Saúde

Desinvestimento na saúde traduz-se nos indicadores negativos da OCDE

A bastonária da Ordem dos Farmacêuticos alertou para o impacto do desinvestimento na saúde. Segundo a OCDE, um em dez portugueses não compraram medicamentos por motivos financeiros.

ANTONIO COTRIM/LUSA

Autor
  • Agência Lusa

A bastonária da Ordem dos Farmacêuticos alertou para o impacto do desinvestimento na saúde, que se traduz em indicadores como os divulgados esta sexta-feira pela OCDE, segundo os quais um em dez portugueses não compraram medicamentos por motivos financeiros.

O relatório Health at a Glance 2017 da Organização para a Cooperação e Desenvolvimento Económico, divulgado sexta-feira, refere que um em cada dez portugueses não comprou medicamentos prescritos pelo médico por motivos financeiros no ano passado.

Portugal surge acima da média dos países da OCDE nesta matéria, uma média que está nos 7,1%, e poucos países da União Europeia descritos no relatório estão na mesma situação.

Para a bastonária da Ordem dos Farmacêuticos, Ana Paula Martins, “isto é claramente um reflexo da enorme desigualdade em Portugal, porque não é só no acesso aos medicamentos que as pessoas têm dificuldades”.

“Com o grande desinvestimento no Serviço Nacional da Saúde, registado nos últimos anos, a grande instabilidade em relação aos próprios regimes de convenção e, apesar das medidas tomadas, com impactos negativos no preço dos medicamentos, os portugueses continuam a não conseguir comprar os medicamentos que, inclusive, têm dos preços mais baixos da Europa”, disse.

Segundo Ana Paula Martins, “apesar dos sinais de alguma recuperação, continuam a sentir-se os efeitos devastadores de uma crise devastadora que atingiu o setor”.

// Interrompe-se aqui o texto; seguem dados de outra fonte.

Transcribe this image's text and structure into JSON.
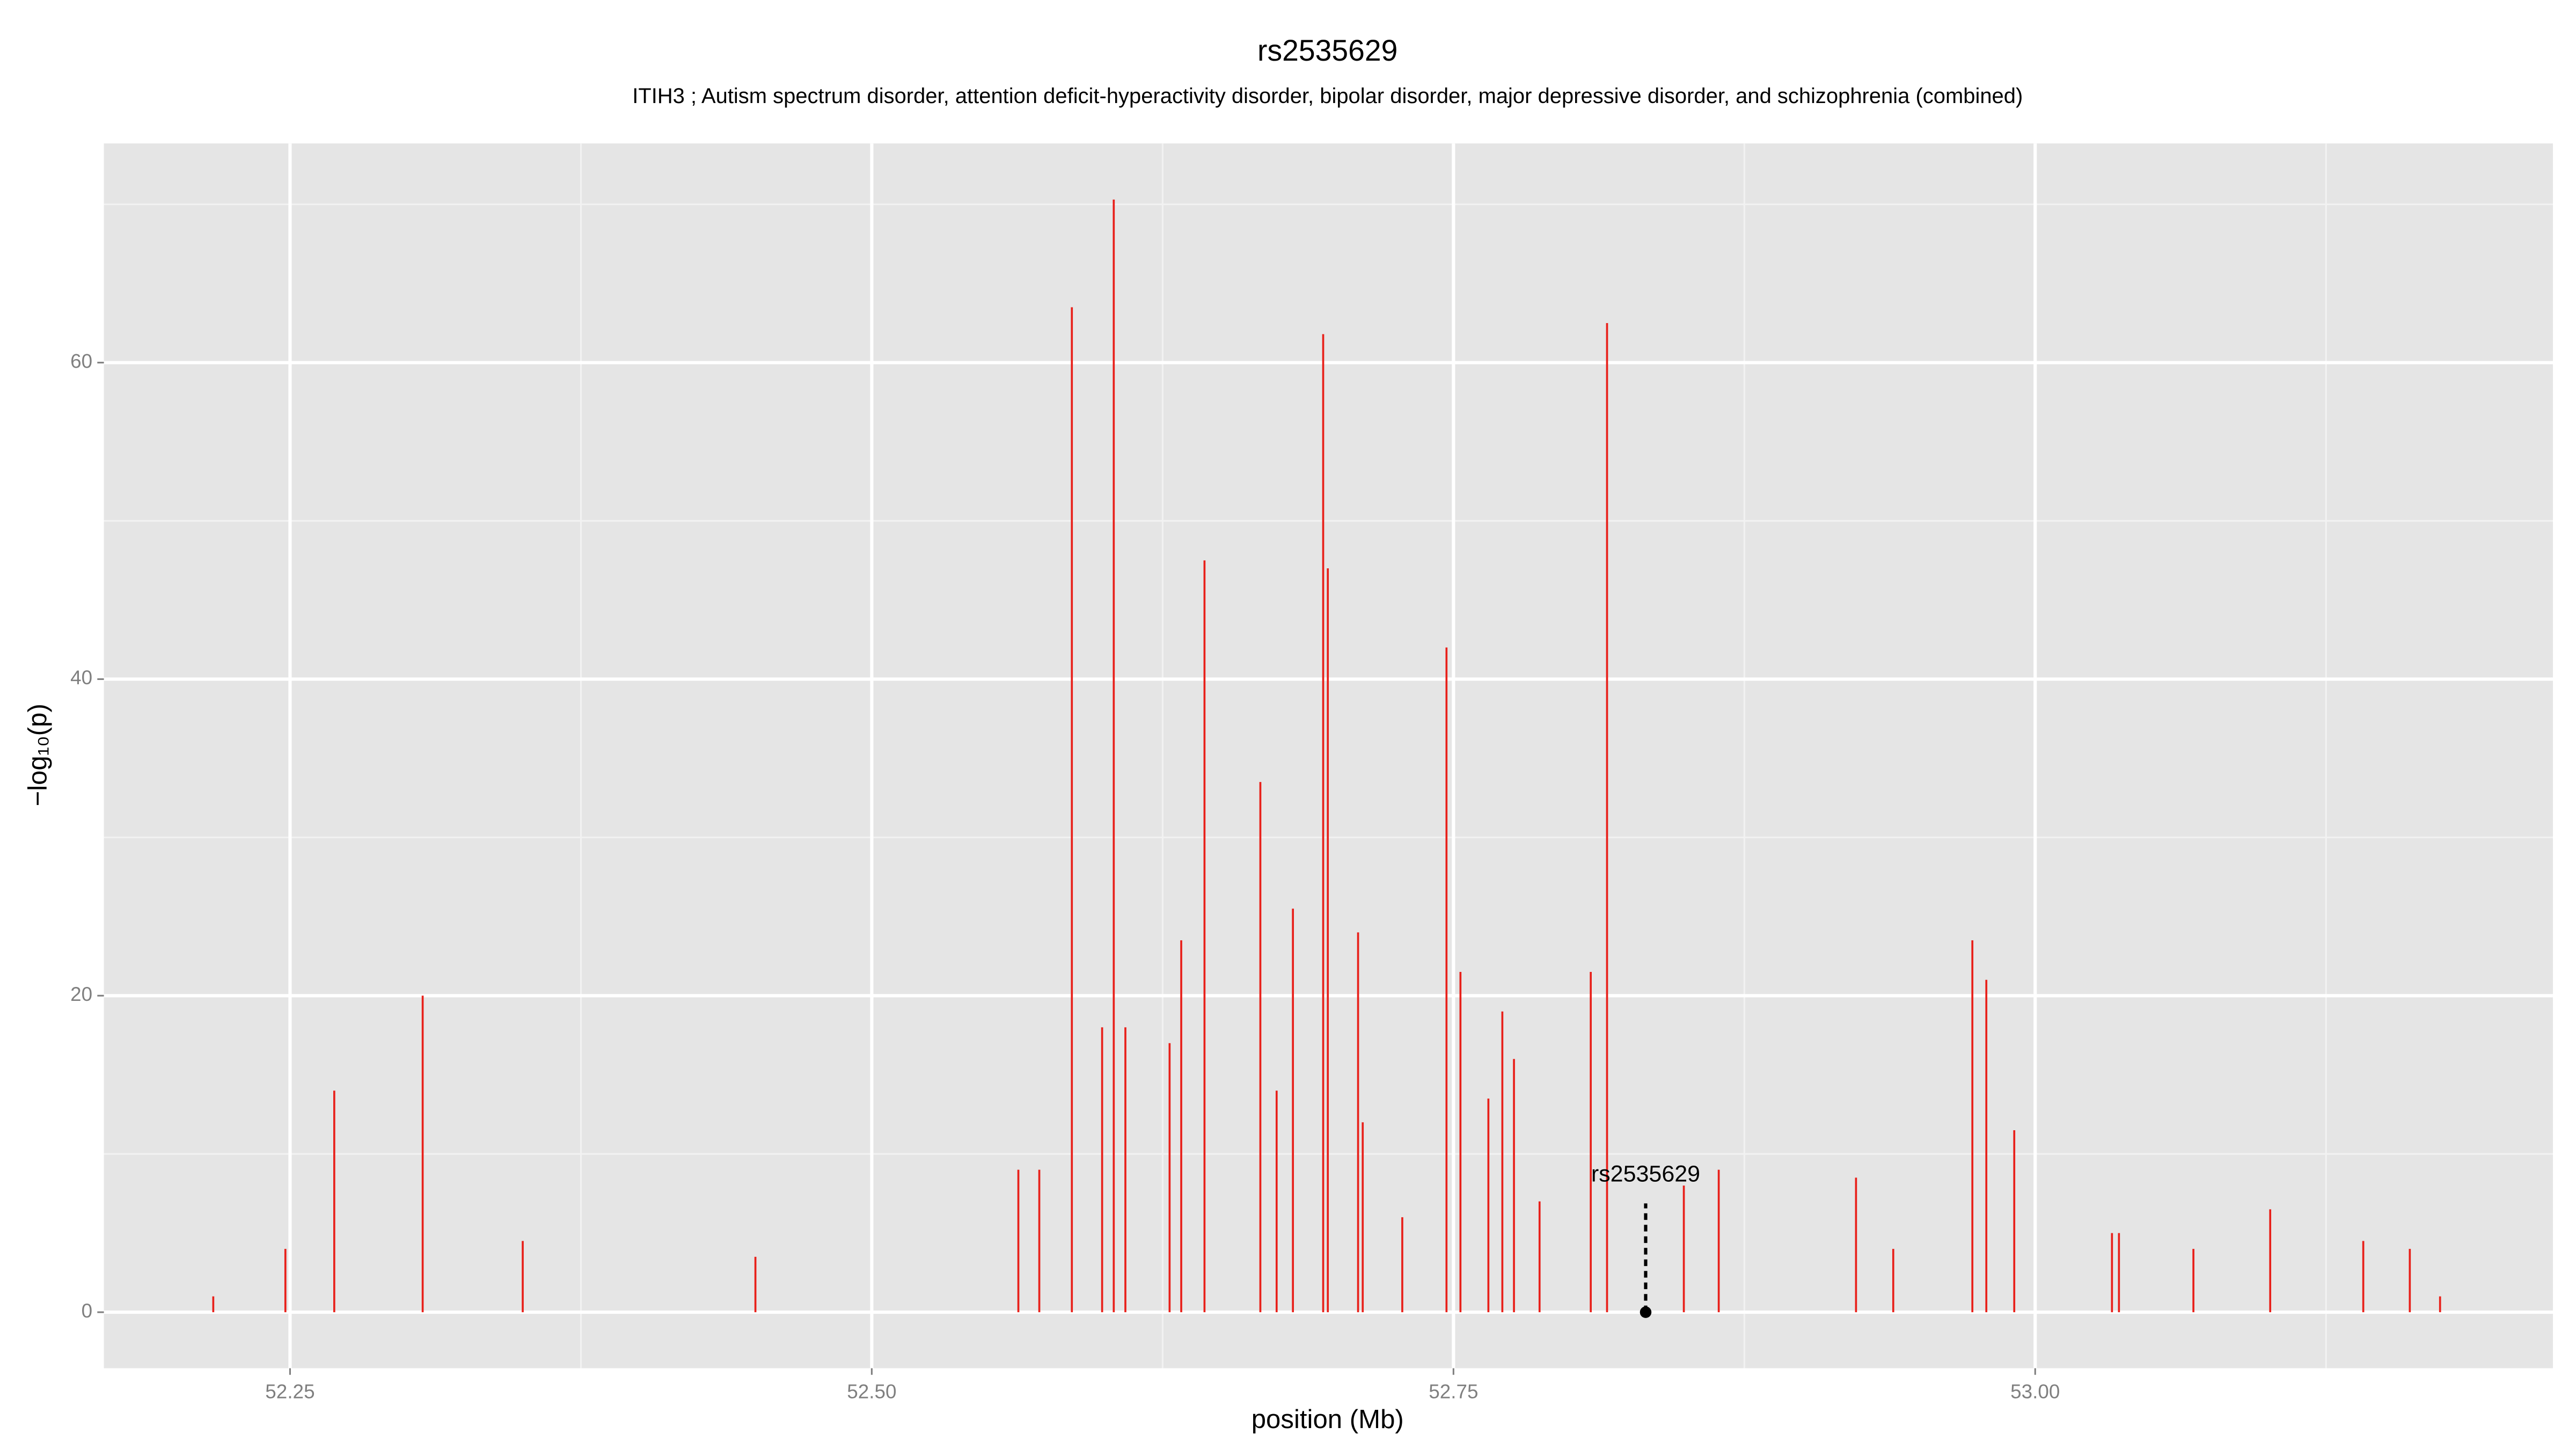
{
  "chart_data": {
    "type": "spike",
    "title": "rs2535629",
    "subtitle": "ITIH3 ; Autism spectrum disorder, attention deficit-hyperactivity disorder, bipolar disorder, major depressive disorder, and schizophrenia (combined)",
    "xlabel": "position (Mb)",
    "ylabel": "−log₁₀(p)",
    "color": "#e8201a",
    "x": [
      52.217,
      52.248,
      52.269,
      52.307,
      52.35,
      52.45,
      52.563,
      52.572,
      52.586,
      52.599,
      52.604,
      52.609,
      52.628,
      52.633,
      52.643,
      52.667,
      52.674,
      52.681,
      52.694,
      52.696,
      52.709,
      52.711,
      52.728,
      52.747,
      52.753,
      52.765,
      52.771,
      52.776,
      52.787,
      52.809,
      52.816,
      52.849,
      52.864,
      52.923,
      52.939,
      52.973,
      52.979,
      52.991,
      53.033,
      53.036,
      53.068,
      53.101,
      53.141,
      53.161,
      53.174
    ],
    "values": [
      1,
      4,
      14,
      20,
      4.5,
      3.5,
      9,
      9,
      63.5,
      18,
      70.3,
      18,
      17,
      23.5,
      47.5,
      33.5,
      14,
      25.5,
      61.8,
      47,
      24,
      12,
      6,
      42,
      21.5,
      13.5,
      19,
      16,
      7,
      21.5,
      62.5,
      8,
      9,
      8.5,
      4,
      23.5,
      21,
      11.5,
      5,
      5,
      4,
      6.5,
      4.5,
      4,
      1
    ],
    "annotation": {
      "label": "rs2535629",
      "x": 52.8326,
      "value": 0
    },
    "xlim": [
      52.17,
      53.2225
    ],
    "ylim": [
      -3.54,
      73.85
    ],
    "xticks": [
      52.25,
      {
        "value": 52.5,
        "label": "52.50"
      },
      52.75,
      {
        "value": 53,
        "label": "53.00"
      }
    ],
    "yticks": [
      0,
      20,
      40,
      60
    ],
    "x_minor_grid": [
      52.375,
      52.625,
      52.875,
      53.125
    ],
    "y_minor_grid": [
      10,
      30,
      50,
      70
    ],
    "grid": true
  }
}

“Isto não se corrige de um dia para o outro nem de um ano para o outro”, alertou, acrescentando: “Por alguma razão somos também um dos países com maior consumo de antidepressivos”.

O relatório Health at a Glance 2017 traça uma visão geral da saúde dos 35 países da organização, mas reporta-se a alguns dados de 2016 e a vários de 2015.

Reportando-se a dados de 2015, o documento mostra que em Portugal cada habitante teve em média 4,1 consultas médicas anuais, abaixo da média da OCDE, que é de 6,9 consultas por habitante num ano.

Quanto à participação das famílias nas despesas de saúde, em Portugal subiu o número de população coberta por um seguro privado de saúde, havendo um quarto dos portugueses com seguro em 2015, quando dez anos antes era cerca de 20% da população.

As despesas diretas com saúde nas famílias portuguesas (despesas ‘out-of-pocket’) situam-se nos 3,8% do total da despesa familiar, acima da média da OCDE, que é de 3%, segundo dados de 2015.

Aliás, 28% das despesas de saúde em Portugal estavam já a cargo das famílias em 2015, acima da média da OCDE, tendo havido um aumento desta carga entre 2009 e 2015.